Rejecting the view that the Ideas are situated in an unreal Beyond, Hegel argued that they constitute the “result” of human mental activity, and thus are largely identified with what Hegel described as “concept”. Plato’s dialectic is approached as a rough model of Hegel's own dialectic, which he proclaims to be the sole true method – without sharing the view that it needs to be developed dialogically. While in Plato oppositions are expressed through a number of interlocutors participating in actual dialogues, in Hegel these become contradictions inherent in reality itself.

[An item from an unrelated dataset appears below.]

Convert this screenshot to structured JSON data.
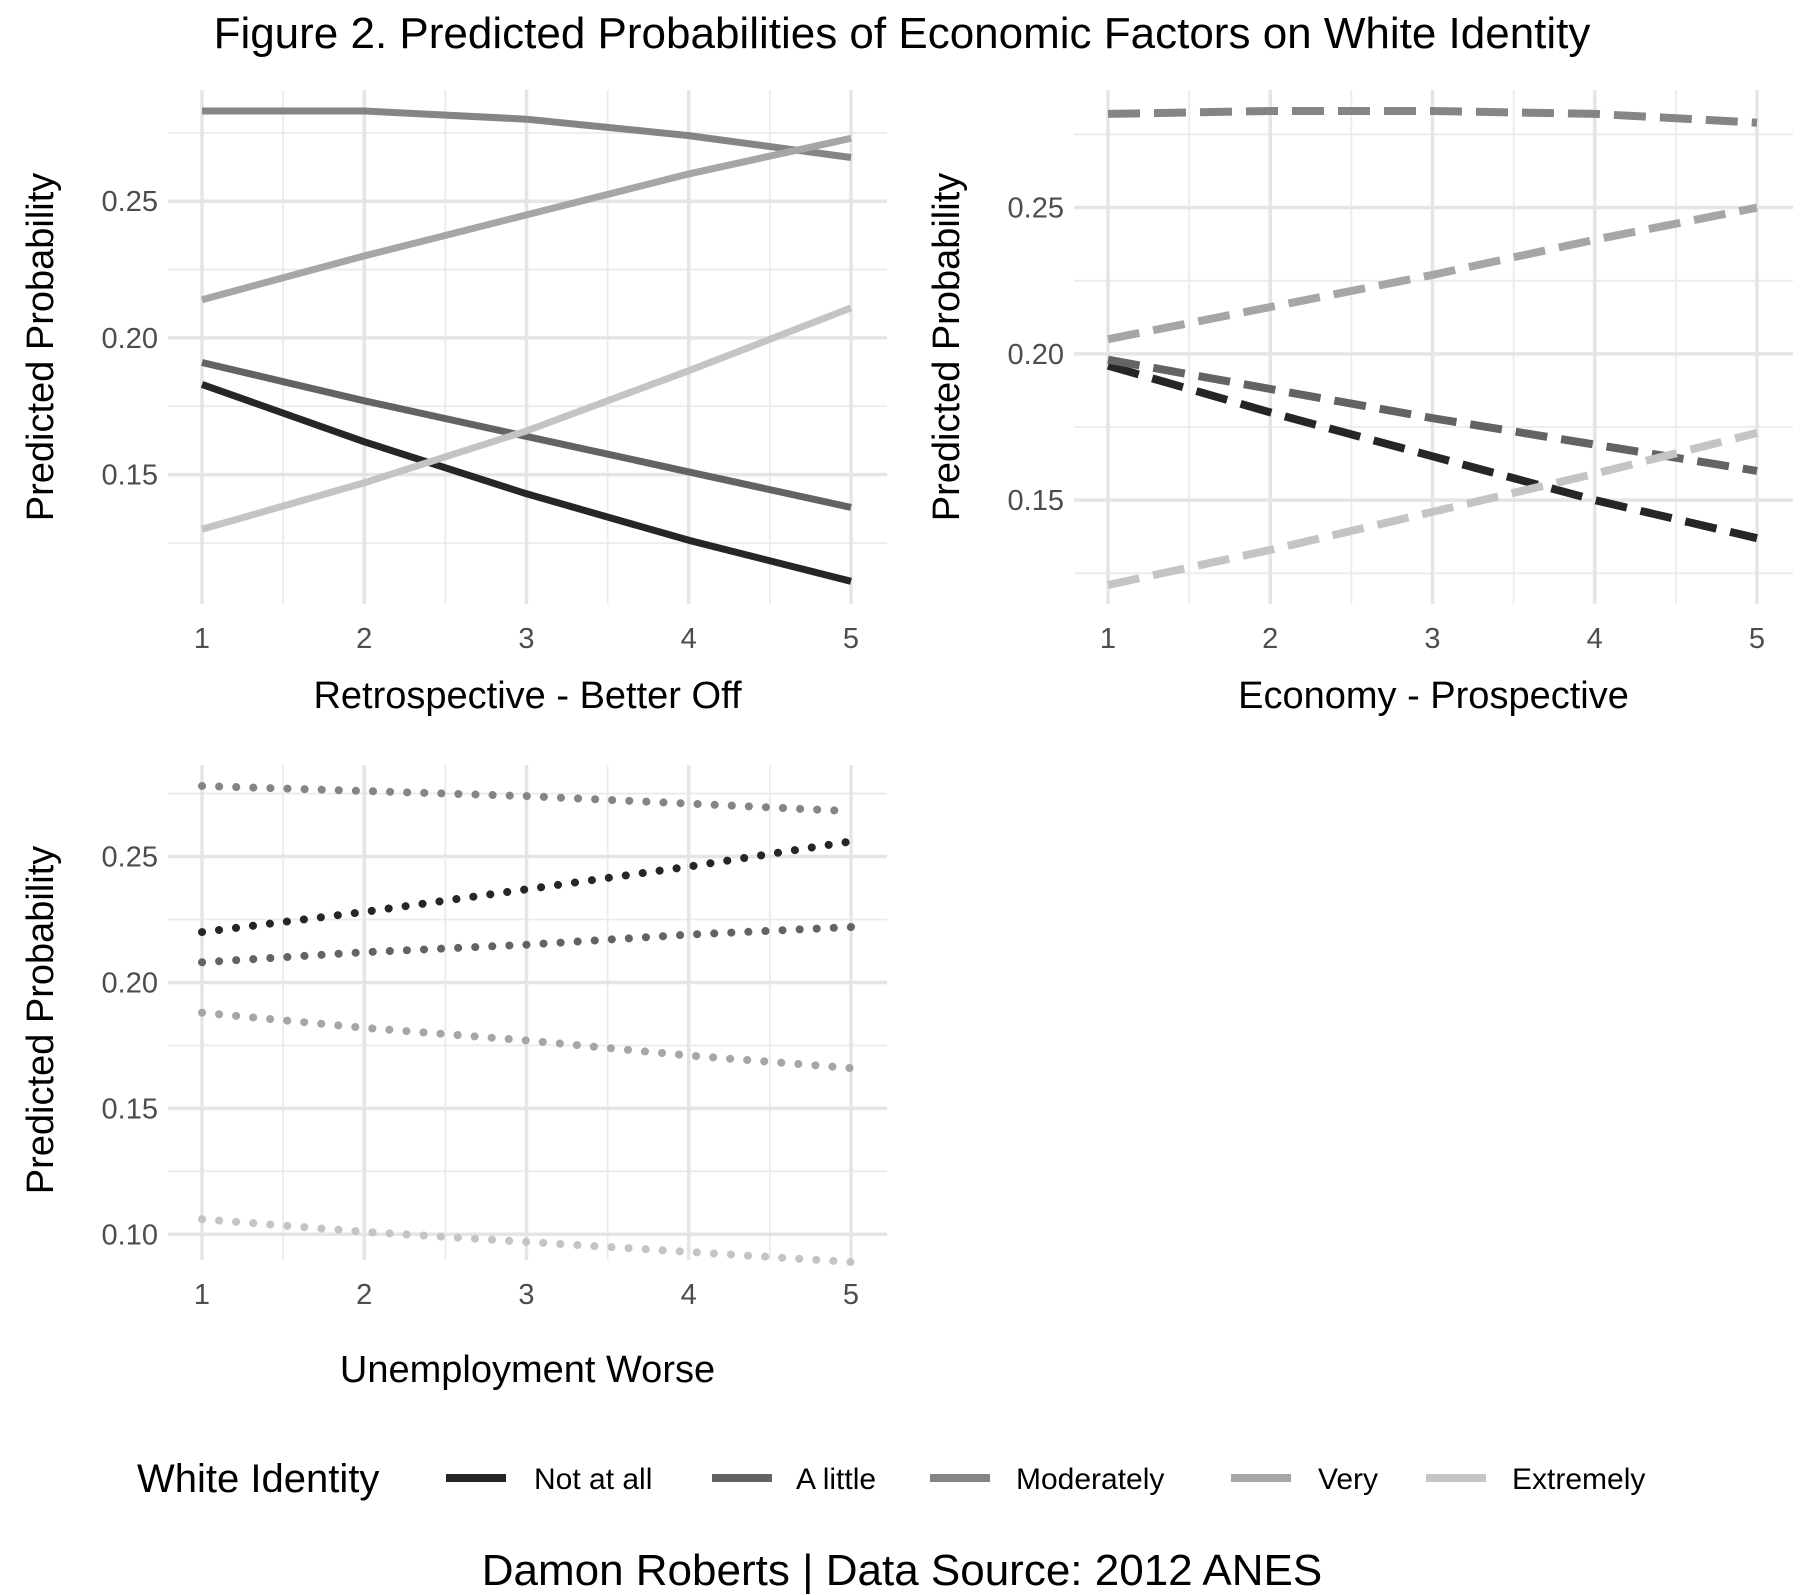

In Hegel’s reception of Plato’s work, the dialogues Parmenides and the Sophist hold a prominent place; he also has great respect for the Republic, which he believes conveys not a utopian ideal, but the true nature of ancient Greek political “ethical order” (Sittlichkeit). There, the problem of justice can apparently be solved only in the context of an organized state – this is a view that Hegel will adopt and further expand on in his Philosophy of Right.